Aber es ist klar: Wir wollen diesen Impact vervielfachen. Nach diesen ersten drei intensiven und ergiebigen Jahren sind wir nun dran, neustark international zu expandieren sowie unsere Technologie weiter zu skalieren. 

Auch bei anderen Ansätzen zur Speicherung von CO₂ – also nicht nur in Beton – wollen wir langfristig einen Beitrag leisten. So sind wir an einem Pilotprojekt der ETH namens DemoUpCARMA beteiligt, in dem unter anderem Transportketten für CO₂ aus der Schweiz zur Speicherung in geologischen Reservoiren in Island pilotiert werden. 

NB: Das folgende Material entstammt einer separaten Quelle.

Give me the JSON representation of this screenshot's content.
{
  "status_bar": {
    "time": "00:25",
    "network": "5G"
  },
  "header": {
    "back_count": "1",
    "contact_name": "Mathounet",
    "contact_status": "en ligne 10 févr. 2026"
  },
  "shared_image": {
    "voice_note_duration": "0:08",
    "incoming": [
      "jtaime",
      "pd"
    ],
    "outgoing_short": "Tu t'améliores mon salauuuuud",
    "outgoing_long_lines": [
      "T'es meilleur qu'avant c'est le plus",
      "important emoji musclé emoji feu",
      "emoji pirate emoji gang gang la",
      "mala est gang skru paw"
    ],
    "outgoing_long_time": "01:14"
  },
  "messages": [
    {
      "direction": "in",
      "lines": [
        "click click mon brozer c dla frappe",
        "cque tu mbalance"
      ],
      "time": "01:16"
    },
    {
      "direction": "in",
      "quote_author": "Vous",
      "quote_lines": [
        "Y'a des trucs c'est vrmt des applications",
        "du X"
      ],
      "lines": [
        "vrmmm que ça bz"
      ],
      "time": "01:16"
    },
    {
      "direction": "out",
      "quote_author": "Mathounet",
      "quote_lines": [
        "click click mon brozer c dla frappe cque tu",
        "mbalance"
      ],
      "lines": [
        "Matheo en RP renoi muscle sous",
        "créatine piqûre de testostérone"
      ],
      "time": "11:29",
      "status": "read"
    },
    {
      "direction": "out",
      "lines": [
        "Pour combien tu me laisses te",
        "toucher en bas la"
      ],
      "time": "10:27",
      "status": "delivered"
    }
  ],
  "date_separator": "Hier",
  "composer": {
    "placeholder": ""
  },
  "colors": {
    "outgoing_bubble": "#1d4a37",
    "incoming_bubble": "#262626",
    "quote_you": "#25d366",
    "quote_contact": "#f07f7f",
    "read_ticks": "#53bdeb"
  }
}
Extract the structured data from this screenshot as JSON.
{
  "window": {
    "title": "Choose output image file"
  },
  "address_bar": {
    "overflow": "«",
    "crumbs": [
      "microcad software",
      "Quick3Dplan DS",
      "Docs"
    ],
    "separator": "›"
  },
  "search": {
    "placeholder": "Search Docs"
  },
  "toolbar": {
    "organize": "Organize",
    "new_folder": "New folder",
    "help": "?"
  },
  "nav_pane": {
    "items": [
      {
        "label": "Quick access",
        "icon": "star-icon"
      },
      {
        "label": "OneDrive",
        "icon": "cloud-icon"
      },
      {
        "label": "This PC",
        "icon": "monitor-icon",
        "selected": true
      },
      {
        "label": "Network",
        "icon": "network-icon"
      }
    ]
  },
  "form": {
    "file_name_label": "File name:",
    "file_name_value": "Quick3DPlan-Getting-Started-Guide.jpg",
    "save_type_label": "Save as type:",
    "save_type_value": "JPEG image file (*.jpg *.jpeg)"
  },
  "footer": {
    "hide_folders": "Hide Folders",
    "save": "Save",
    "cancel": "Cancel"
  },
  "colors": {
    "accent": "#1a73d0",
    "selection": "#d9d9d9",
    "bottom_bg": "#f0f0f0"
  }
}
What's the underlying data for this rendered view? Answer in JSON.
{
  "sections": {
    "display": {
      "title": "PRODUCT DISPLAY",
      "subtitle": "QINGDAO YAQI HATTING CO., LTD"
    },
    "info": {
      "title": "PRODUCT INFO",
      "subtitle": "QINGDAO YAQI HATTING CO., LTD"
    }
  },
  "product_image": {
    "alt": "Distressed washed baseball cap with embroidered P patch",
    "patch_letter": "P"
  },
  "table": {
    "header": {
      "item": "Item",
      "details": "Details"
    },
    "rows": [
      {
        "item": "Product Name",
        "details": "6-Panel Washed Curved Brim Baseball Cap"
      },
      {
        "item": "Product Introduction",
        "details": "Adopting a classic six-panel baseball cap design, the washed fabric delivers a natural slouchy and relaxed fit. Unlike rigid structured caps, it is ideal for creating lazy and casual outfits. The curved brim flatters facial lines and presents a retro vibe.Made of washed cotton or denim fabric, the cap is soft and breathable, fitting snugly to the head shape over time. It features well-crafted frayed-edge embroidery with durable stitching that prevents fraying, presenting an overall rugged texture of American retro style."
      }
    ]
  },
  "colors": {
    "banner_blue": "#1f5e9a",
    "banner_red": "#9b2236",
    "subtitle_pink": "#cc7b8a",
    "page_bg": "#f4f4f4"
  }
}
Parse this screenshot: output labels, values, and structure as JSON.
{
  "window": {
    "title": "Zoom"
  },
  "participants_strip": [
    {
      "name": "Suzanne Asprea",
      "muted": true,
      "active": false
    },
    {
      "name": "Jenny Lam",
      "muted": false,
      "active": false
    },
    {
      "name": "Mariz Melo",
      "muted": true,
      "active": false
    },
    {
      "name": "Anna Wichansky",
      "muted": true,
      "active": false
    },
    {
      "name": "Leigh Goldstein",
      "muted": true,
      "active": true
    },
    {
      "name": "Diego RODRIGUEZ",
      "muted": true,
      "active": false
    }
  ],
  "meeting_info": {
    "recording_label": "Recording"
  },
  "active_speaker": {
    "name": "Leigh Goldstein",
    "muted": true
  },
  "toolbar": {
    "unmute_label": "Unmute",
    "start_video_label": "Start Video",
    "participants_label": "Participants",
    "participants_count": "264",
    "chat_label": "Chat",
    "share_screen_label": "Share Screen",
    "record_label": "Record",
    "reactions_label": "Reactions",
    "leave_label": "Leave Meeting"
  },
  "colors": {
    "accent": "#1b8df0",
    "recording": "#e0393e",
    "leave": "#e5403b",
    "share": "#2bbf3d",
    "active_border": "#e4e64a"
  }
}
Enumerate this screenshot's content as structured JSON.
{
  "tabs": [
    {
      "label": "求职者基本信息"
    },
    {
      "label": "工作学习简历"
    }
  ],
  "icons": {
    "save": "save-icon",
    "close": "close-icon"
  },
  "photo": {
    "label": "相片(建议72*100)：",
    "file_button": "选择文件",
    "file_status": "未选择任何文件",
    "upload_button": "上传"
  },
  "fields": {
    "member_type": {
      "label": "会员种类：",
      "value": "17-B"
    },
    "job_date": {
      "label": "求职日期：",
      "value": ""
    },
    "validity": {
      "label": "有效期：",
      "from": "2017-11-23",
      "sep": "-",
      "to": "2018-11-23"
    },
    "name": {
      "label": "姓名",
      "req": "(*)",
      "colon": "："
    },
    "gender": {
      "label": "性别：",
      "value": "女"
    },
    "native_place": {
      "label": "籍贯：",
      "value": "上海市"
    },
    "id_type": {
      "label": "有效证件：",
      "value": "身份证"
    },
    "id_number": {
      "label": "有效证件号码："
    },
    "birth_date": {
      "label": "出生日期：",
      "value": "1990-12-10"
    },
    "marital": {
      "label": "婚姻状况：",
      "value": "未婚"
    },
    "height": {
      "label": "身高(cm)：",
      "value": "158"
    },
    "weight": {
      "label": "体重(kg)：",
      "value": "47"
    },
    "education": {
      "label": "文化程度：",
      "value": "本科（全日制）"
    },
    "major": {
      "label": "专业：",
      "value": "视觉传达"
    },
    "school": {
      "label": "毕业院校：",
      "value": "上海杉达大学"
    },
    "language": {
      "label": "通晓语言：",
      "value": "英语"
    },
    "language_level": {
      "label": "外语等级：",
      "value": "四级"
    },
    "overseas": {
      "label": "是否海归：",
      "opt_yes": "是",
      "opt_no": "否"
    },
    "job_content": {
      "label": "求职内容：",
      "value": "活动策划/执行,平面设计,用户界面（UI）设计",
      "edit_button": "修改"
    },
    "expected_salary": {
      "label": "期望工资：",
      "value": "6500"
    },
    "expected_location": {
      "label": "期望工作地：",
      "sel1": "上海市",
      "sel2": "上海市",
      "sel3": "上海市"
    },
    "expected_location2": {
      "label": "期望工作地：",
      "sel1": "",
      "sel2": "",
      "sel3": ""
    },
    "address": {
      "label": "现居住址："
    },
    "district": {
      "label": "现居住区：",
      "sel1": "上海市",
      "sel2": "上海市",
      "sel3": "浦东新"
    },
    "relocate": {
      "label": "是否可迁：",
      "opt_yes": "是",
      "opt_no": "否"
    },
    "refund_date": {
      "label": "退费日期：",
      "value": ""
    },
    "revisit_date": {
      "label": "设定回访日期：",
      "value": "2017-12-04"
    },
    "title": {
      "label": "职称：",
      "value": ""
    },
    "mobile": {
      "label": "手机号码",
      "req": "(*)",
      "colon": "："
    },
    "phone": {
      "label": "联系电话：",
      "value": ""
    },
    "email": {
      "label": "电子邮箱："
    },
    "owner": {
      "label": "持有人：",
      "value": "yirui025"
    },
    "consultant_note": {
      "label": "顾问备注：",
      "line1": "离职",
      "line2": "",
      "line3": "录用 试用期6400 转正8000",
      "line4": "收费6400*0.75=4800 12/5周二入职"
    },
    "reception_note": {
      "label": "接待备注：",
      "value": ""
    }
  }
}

Ich bin fest überzeugt, dass das Potential von Negativemissionstechnologien enorm ist. Wir möchten an vorderster Front sein, um zu helfen, solche Technologien noch wirksamer zu machen und grossflächig anzuwenden. Denn nur so können wir unsere Klimaziele erreichen. 

 

Coverbild: Vincent Eckert (Geschäftsführer Klimastiftung Schweiz), Valentin Gutknecht (Co-Gründer und Co-CEO neustark), Johannes Tiefenthaler (Co-Gründer und Co-CEO neustark), v.l. © Sven Brauchli

Über die Klimastiftung Schweiz

«Von der Wirtschaft für die Wirtschaft und fürs Klima». Nach diesem Prinzip unterstützt die Klimastiftung Schweiz Projekte kleiner und mittlerer Unternehmen (KMU), die einen Beitrag zum Klimaschutz leisten. Die Stiftung hat seit ihrer Gründung im Jahr 2008 Fördergelder in der Höhe von 33 Millionen Franken für über 2'100 KMU in der Schweiz und im Fürstentum Liechtenstein gesprochen.

Die Klimastiftung Schweiz wurde als gemeinnützige, unabhängige Stiftung gegründet. Sie ist unter Bundesaufsicht und steht interessierten Firmen offen, die durch einen effizienten und gezielten Einsatz der Rückverteilung aus der CO2-Lenkungsabgabe den Klimaschutz verstärken wollen.